December 3, 20196 yr Community Expert Also a good idea to upgrade the firmware on both LSI controllers, since they are very old.
December 3, 20196 yr Author First of all thank you for your answer! 13 hours ago, johnnie.black said: This would suggest for example a power issue, do you have another PSU you can use to test? Well not easy but I could use the one from my PC. I think I will first try to update the SAS 9300 16i as it should be done anyway. Do you coincidentally have some tips for that? How likely is it that I kill the card when having no experience with it at all?^^ (I would try to follow that thing https://www.broadcom.com/support/knowledgebase/1211161501344/flashing-firmware-and-bios-on-lsi-sas-hbas) I will probably try it on the weekend. When switching the PSU, would you suggest a specific test or should I just try, use it and see what happens? The one installed is a Corsair HX850i and te one currently in my PC is a Corsair RM750x.

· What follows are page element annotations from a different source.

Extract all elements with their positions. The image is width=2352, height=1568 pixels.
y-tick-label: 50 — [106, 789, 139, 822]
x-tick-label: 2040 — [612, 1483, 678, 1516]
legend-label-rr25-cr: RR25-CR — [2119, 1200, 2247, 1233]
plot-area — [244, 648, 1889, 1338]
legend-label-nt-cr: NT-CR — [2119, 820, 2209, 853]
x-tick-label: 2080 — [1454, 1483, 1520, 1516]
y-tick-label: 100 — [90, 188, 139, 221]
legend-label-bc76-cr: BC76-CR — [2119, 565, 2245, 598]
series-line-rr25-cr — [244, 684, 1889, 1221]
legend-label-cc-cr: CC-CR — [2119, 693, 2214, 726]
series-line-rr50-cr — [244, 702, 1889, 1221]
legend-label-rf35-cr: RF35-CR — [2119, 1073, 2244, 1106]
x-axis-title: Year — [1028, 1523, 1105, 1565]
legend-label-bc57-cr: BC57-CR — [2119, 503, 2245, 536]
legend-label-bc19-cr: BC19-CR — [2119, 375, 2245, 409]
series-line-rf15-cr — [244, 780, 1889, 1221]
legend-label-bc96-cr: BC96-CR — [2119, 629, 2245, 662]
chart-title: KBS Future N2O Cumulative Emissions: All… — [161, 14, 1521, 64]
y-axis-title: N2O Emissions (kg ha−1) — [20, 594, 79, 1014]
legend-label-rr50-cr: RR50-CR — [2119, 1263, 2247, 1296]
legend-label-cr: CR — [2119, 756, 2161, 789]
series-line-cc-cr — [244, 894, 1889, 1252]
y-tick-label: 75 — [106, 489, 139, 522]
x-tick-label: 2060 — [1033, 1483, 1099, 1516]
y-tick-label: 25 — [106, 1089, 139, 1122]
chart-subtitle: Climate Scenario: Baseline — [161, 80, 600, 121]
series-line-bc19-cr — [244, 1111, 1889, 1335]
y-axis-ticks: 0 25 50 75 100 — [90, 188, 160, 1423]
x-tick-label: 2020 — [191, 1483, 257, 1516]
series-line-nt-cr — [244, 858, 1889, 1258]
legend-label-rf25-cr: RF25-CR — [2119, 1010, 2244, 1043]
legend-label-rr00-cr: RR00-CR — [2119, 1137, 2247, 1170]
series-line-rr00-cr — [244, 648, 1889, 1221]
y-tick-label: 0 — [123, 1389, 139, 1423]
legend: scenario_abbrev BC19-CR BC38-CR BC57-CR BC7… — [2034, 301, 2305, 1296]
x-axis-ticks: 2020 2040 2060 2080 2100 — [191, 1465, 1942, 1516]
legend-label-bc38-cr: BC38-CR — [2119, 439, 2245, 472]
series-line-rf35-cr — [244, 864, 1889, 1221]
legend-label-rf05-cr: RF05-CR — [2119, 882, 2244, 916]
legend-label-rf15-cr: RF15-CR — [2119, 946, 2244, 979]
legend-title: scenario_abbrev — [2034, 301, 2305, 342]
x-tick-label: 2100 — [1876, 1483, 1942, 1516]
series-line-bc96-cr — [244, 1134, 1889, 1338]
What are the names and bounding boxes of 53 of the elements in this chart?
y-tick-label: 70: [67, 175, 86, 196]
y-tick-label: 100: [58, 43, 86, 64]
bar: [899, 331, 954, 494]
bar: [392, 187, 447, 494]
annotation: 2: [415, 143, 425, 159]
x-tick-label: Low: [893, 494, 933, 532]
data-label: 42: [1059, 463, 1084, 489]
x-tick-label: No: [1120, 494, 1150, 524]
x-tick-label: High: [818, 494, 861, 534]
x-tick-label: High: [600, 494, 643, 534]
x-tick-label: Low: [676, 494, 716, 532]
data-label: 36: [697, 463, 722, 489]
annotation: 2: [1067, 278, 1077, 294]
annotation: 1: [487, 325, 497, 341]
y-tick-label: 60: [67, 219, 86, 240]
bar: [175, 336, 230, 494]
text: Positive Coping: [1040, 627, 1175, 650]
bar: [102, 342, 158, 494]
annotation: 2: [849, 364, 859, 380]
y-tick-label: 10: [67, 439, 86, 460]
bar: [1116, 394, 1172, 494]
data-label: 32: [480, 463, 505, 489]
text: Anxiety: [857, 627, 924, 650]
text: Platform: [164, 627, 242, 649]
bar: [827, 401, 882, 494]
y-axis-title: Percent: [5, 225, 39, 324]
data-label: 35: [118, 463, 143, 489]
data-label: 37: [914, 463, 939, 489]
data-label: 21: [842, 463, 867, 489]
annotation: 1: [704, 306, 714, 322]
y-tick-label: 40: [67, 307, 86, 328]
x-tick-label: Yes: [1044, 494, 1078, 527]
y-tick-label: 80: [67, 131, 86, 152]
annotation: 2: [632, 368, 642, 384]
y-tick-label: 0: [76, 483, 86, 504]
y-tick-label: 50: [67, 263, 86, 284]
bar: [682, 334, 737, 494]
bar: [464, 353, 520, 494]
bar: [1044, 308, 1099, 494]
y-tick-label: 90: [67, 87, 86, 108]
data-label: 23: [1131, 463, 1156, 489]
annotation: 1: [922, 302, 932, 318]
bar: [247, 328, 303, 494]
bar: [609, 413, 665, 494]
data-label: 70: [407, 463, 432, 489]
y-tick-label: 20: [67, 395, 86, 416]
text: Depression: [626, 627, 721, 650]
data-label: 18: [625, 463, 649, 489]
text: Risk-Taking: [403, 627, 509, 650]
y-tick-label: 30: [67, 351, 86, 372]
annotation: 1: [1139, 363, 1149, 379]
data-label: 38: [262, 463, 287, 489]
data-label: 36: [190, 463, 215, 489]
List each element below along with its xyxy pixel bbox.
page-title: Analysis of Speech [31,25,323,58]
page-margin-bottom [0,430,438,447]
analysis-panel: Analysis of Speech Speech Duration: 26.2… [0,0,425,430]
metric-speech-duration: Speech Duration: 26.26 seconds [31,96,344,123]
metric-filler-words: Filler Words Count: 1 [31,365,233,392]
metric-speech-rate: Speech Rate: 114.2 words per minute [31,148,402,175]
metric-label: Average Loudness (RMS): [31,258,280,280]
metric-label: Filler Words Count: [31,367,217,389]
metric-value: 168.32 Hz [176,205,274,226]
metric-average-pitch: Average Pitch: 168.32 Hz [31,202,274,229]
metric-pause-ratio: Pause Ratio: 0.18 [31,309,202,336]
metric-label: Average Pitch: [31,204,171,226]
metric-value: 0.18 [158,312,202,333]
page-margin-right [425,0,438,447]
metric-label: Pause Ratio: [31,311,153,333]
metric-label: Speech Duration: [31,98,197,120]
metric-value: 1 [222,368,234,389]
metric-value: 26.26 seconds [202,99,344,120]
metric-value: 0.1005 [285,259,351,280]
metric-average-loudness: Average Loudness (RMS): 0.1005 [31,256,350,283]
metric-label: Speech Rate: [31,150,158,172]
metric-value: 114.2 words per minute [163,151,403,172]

December 4, 20196 yr Community Expert LSI firmware update is very easy, like doing a bios update. After switching PSU just use the server normally and look and the log for similar errors as above, you can also run a non correct parity check, it can probably cause the errors to appear sooner.
March 28, 20206 yr Author On 12/4/2019 at 8:13 AM, johnnie.black said: LSI firmware update is very easy, like doing a bios update. Sorry for the long time... I have successfully updated the HBA card, thinking at first that this was the solution but it wasn't... I also tried another PSU, switching drives around, changing cables. By doing so, I think, I could narrow down the error to one SFF8643 port of the SAS 9300 i16. In that plug it is always the first bay/hdd of the four which has the error. I also got the impression that it occurs more often when writing to that disk than when reading from it but this might be wrong. Do you think there is a way to further trouble shoot that error?
March 29, 20206 yr Community Expert If it's always the same port (and just that one) I would just avoid using it.
Archived
This topic is now archived and is closed to further replies.